What set Ravines apart is that Morten’s annual challenge to bring his winemaking skill to even higher levels with the fierce competition and pride from the other Finger Lakes winemakers. “Once the grapes reach the crush pad, it becomes decision-making time. With every harvest being completely different, it how requires a plan that starts with walking the vineyards from veriason until harvest and by technically evaluating what will be necessary to capture the essence of the grapes; yeast, nutrition and timing of decision are absolutely critical,” noted Hallgren, “and utilizing state of art stainless tanks and precision temperature control definitely helps.”
“Finger Lakes have become a very popular wine destination with many extremely high quality producers,” reminded Lisa Hallgren, though many winemakers continue to produce sweeter Rieslings noting that it is what the people want. By Ravines producing dry style Rieslings, Hallgren has shown the way and is considered the leader in the movement, and has shown that it can be very successful in the market.
If a single individual can build a reputation of excellence for a region and style, Hallgren has mastered the bottling of cool-climate Terrior driven Riesling establishing it as the signature wine for the Finger Lakes.
Howard G. Goldberg, who began writing about wine for The New York Times in 1985 noted “Capturing the unique expression of Terrior paired with ageability are hard to achieve, the Ravines Cellar library is one to invest time exploring.” No visit to the scenic and renowned wine-growing Finger Lakes area in upstate New York would be complete without a stop at the Ravines Wine Cellars.
“I’ve always felt that the wines I make should pair well with food.
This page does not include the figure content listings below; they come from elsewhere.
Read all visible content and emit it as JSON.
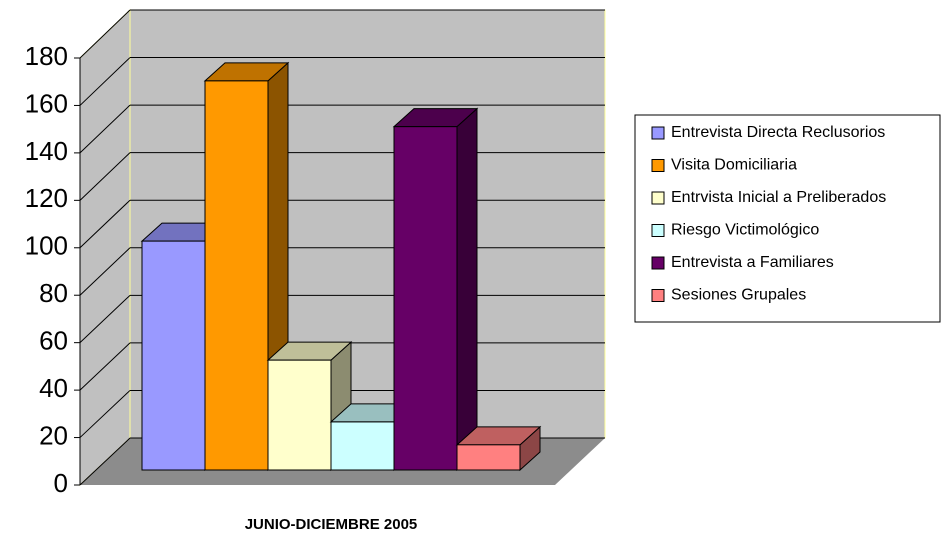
{
  "chart_data": {
    "type": "bar3d",
    "categories": [
      "JUNIO-DICIEMBRE 2005"
    ],
    "series": [
      {
        "name": "Entrevista Directa Reclusorios",
        "color": "#9999ff",
        "values": [
          100
        ]
      },
      {
        "name": "Visita Domiciliaria",
        "color": "#ff9900",
        "values": [
          170
        ]
      },
      {
        "name": "Entrvista Inicial a Preliberados",
        "color": "#ffffcc",
        "values": [
          48
        ]
      },
      {
        "name": "Riesgo Victimológico",
        "color": "#ccffff",
        "values": [
          21
        ]
      },
      {
        "name": "Entrevista a Familiares",
        "color": "#660066",
        "values": [
          150
        ]
      },
      {
        "name": "Sesiones Grupales",
        "color": "#ff8080",
        "values": [
          11
        ]
      }
    ],
    "ylim": [
      0,
      180
    ],
    "yticks": [
      0,
      20,
      40,
      60,
      80,
      100,
      120,
      140,
      160,
      180
    ],
    "grid": true,
    "legend": "right"
  }
}
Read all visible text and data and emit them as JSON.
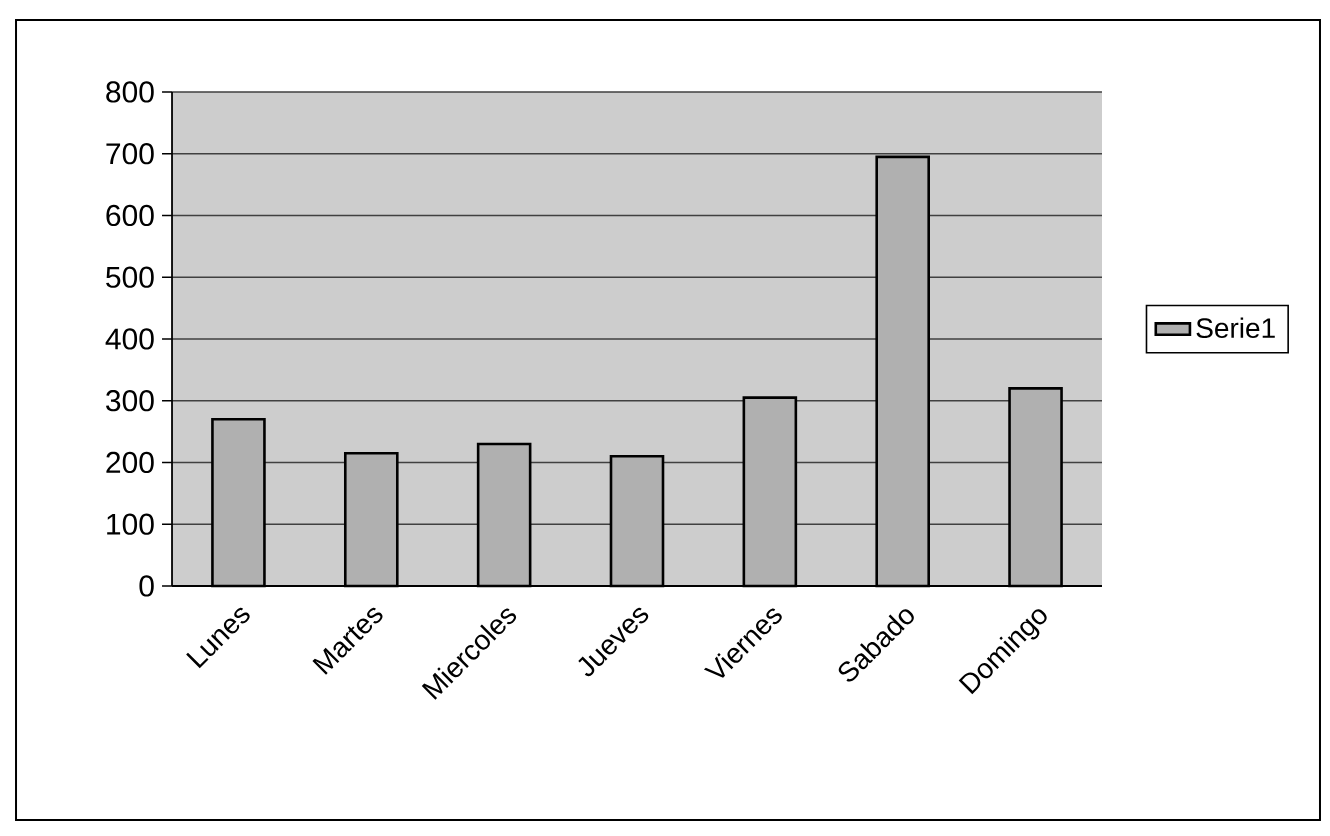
{
  "chart_data": {
    "type": "bar",
    "categories": [
      "Lunes",
      "Martes",
      "Miercoles",
      "Jueves",
      "Viernes",
      "Sabado",
      "Domingo"
    ],
    "series": [
      {
        "name": "Serie1",
        "color": "#b0b0b0",
        "values": [
          270,
          215,
          230,
          210,
          305,
          695,
          320
        ]
      }
    ],
    "ylim": [
      0,
      800
    ],
    "yticks": [
      0,
      100,
      200,
      300,
      400,
      500,
      600,
      700,
      800
    ],
    "grid": "y",
    "legend": "right"
  }
}
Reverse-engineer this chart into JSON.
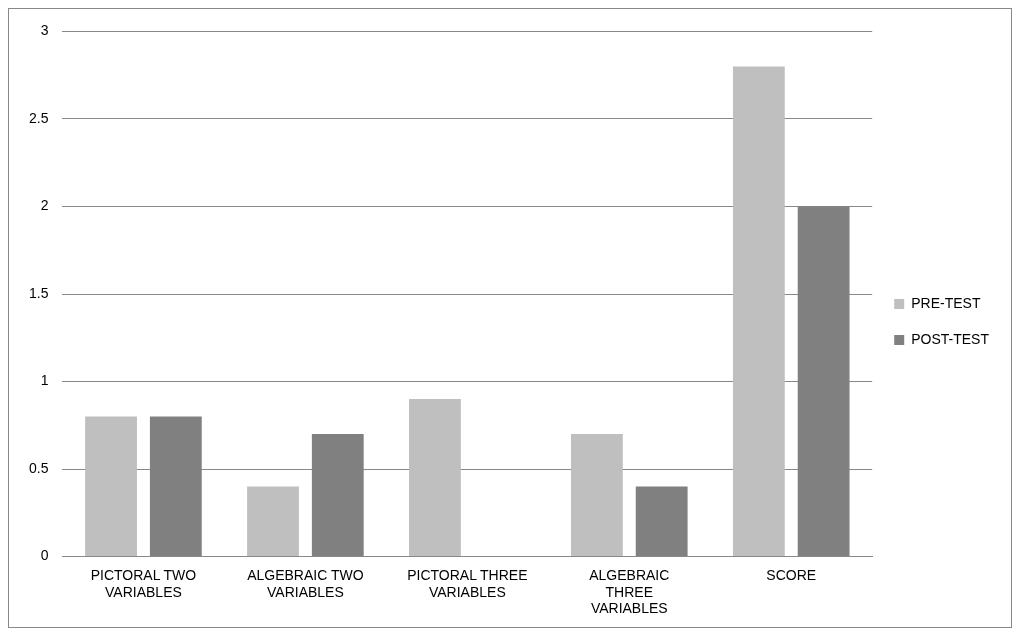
{
  "chart_data": {
    "type": "bar",
    "categories": [
      "PICTORAL TWO VARIABLES",
      "ALGEBRAIC TWO VARIABLES",
      "PICTORAL THREE VARIABLES",
      "ALGEBRAIC THREE VARIABLES",
      "SCORE"
    ],
    "series": [
      {
        "name": "PRE-TEST",
        "color": "#bfbfbf",
        "values": [
          0.8,
          0.4,
          0.9,
          0.7,
          2.8
        ]
      },
      {
        "name": "POST-TEST",
        "color": "#808080",
        "values": [
          0.8,
          0.7,
          0,
          0.4,
          2.0
        ]
      }
    ],
    "ylim": [
      0,
      3
    ],
    "yticks": [
      0,
      0.5,
      1,
      1.5,
      2,
      2.5,
      3
    ],
    "grid": "y",
    "legend": "right"
  }
}
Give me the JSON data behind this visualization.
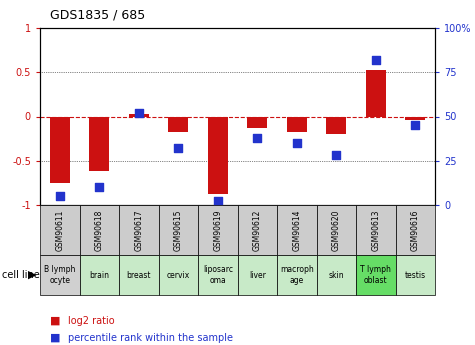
{
  "title": "GDS1835 / 685",
  "samples": [
    "GSM90611",
    "GSM90618",
    "GSM90617",
    "GSM90615",
    "GSM90619",
    "GSM90612",
    "GSM90614",
    "GSM90620",
    "GSM90613",
    "GSM90616"
  ],
  "cell_lines": [
    "B lymph\nocyte",
    "brain",
    "breast",
    "cervix",
    "liposarc\noma",
    "liver",
    "macroph\nage",
    "skin",
    "T lymph\noblast",
    "testis"
  ],
  "cell_bg": [
    "#d0d0d0",
    "#c8eac8",
    "#c8eac8",
    "#c8eac8",
    "#c8eac8",
    "#c8eac8",
    "#c8eac8",
    "#c8eac8",
    "#66dd66",
    "#c8eac8"
  ],
  "log2_ratio": [
    -0.75,
    -0.62,
    0.03,
    -0.18,
    -0.88,
    -0.13,
    -0.18,
    -0.2,
    0.52,
    -0.04
  ],
  "percentile_rank": [
    5,
    10,
    52,
    32,
    2,
    38,
    35,
    28,
    82,
    45
  ],
  "ylim_left": [
    -1,
    1
  ],
  "ylim_right": [
    0,
    100
  ],
  "yticks_left": [
    -1,
    -0.5,
    0,
    0.5,
    1
  ],
  "ytick_labels_left": [
    "-1",
    "-0.5",
    "0",
    "0.5",
    "1"
  ],
  "yticks_right": [
    0,
    25,
    50,
    75,
    100
  ],
  "ytick_labels_right": [
    "0",
    "25",
    "50",
    "75",
    "100%"
  ],
  "bar_color": "#cc1111",
  "dot_color": "#2233cc",
  "zero_line_color": "#cc1111",
  "grid_color": "#111111",
  "bar_width": 0.5,
  "dot_size": 40,
  "sample_box_bg": "#cccccc"
}
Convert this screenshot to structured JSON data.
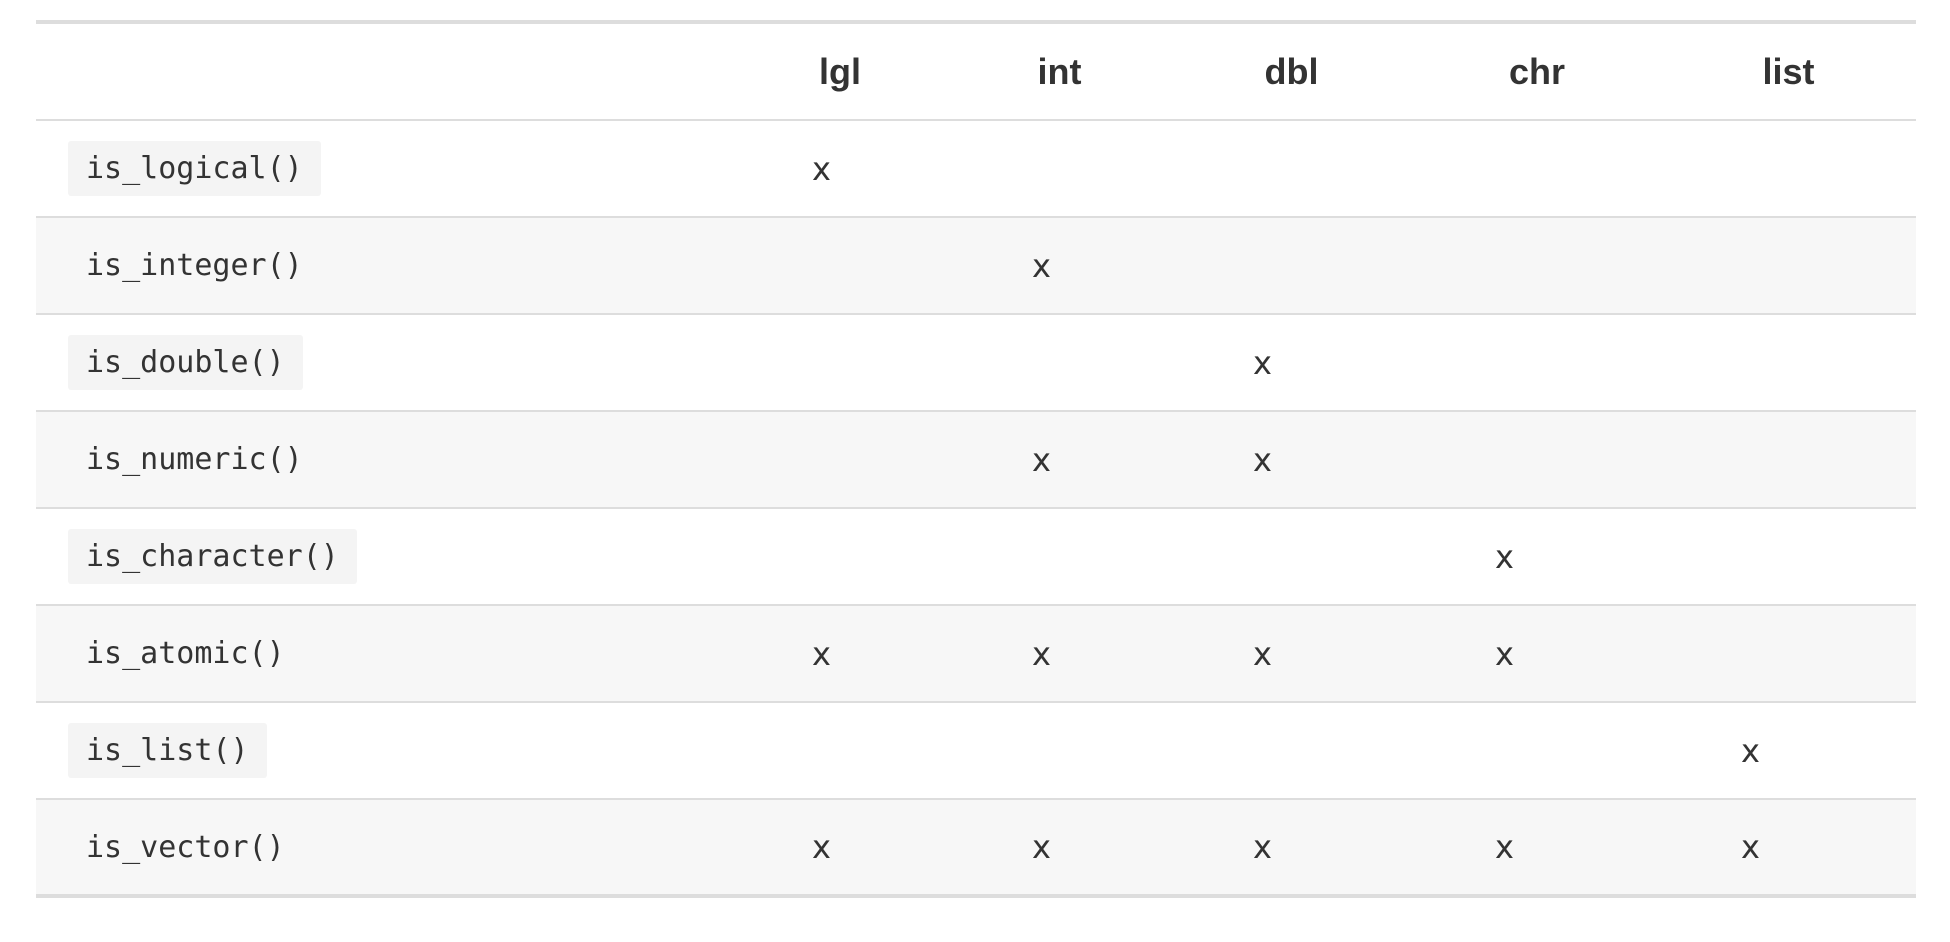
{
  "table": {
    "headers": [
      "",
      "lgl",
      "int",
      "dbl",
      "chr",
      "list"
    ],
    "rows": [
      {
        "fn": "is_logical()",
        "cells": [
          "x",
          "",
          "",
          "",
          ""
        ]
      },
      {
        "fn": "is_integer()",
        "cells": [
          "",
          "x",
          "",
          "",
          ""
        ]
      },
      {
        "fn": "is_double()",
        "cells": [
          "",
          "",
          "x",
          "",
          ""
        ]
      },
      {
        "fn": "is_numeric()",
        "cells": [
          "",
          "x",
          "x",
          "",
          ""
        ]
      },
      {
        "fn": "is_character()",
        "cells": [
          "",
          "",
          "",
          "x",
          ""
        ]
      },
      {
        "fn": "is_atomic()",
        "cells": [
          "x",
          "x",
          "x",
          "x",
          ""
        ]
      },
      {
        "fn": "is_list()",
        "cells": [
          "",
          "",
          "",
          "",
          "x"
        ]
      },
      {
        "fn": "is_vector()",
        "cells": [
          "x",
          "x",
          "x",
          "x",
          "x"
        ]
      }
    ]
  },
  "colors": {
    "text": "#333333",
    "border": "#dddddd",
    "stripe": "#f7f7f7",
    "code_bg": "#f4f4f4"
  }
}
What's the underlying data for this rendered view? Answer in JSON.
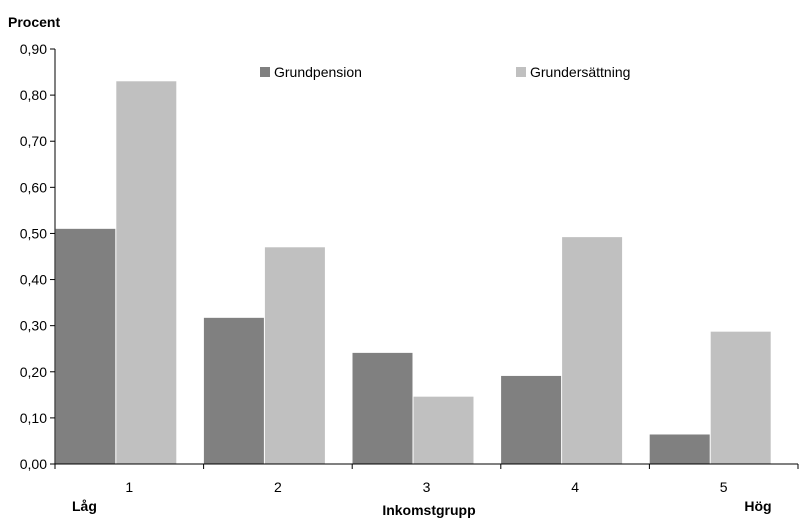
{
  "chart_data": {
    "type": "bar",
    "ylabel": "Procent",
    "xlabel": "Inkomstgrupp",
    "x_annotations": {
      "left": "Låg",
      "right": "Hög"
    },
    "categories": [
      "1",
      "2",
      "3",
      "4",
      "5"
    ],
    "ylim": [
      0,
      0.9
    ],
    "yticks": [
      "0,00",
      "0,10",
      "0,20",
      "0,30",
      "0,40",
      "0,50",
      "0,60",
      "0,70",
      "0,80",
      "0,90"
    ],
    "grid": false,
    "legend_position": "top",
    "series": [
      {
        "name": "Grundpension",
        "color": "#808080",
        "values": [
          0.51,
          0.317,
          0.241,
          0.191,
          0.064
        ]
      },
      {
        "name": "Grundersättning",
        "color": "#c0c0c0",
        "values": [
          0.83,
          0.47,
          0.146,
          0.492,
          0.287
        ]
      }
    ]
  }
}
Too many wines today are out of balance … To get the proper balance, I rely on Old World winemaking tradition with New World innovation,” Hallgren revealed in an interview with Wine & Vines Magazine. “My wines are built on balance which can shift year to year based on the climate in the Finger Lake,” commented Hallgren, “with the 2012 vintage the grapes reached ripeness and there was no reason to push it further which had happen prior and since.” This season in the Finger Lakes appears to following a similar weather pattern.
In a region renowned for its collaboration among wineries, Hallgren regularly sets aside time to taste and evaluate the wines from other Finger Lakes producers and provide his recommendations, suggestion, and encouragement. “We want to be part of a group of winemakers who are establishing the Finger Lakes as the premier cool-climate winemaking area in North America,” explained Hallgren. It’s important for Ravines to be recognized, and many Finger Lakes wineries have proven the ability to produce excellent wines shown in the across the board competition result documented as by the New York Wine and Grape Foundation.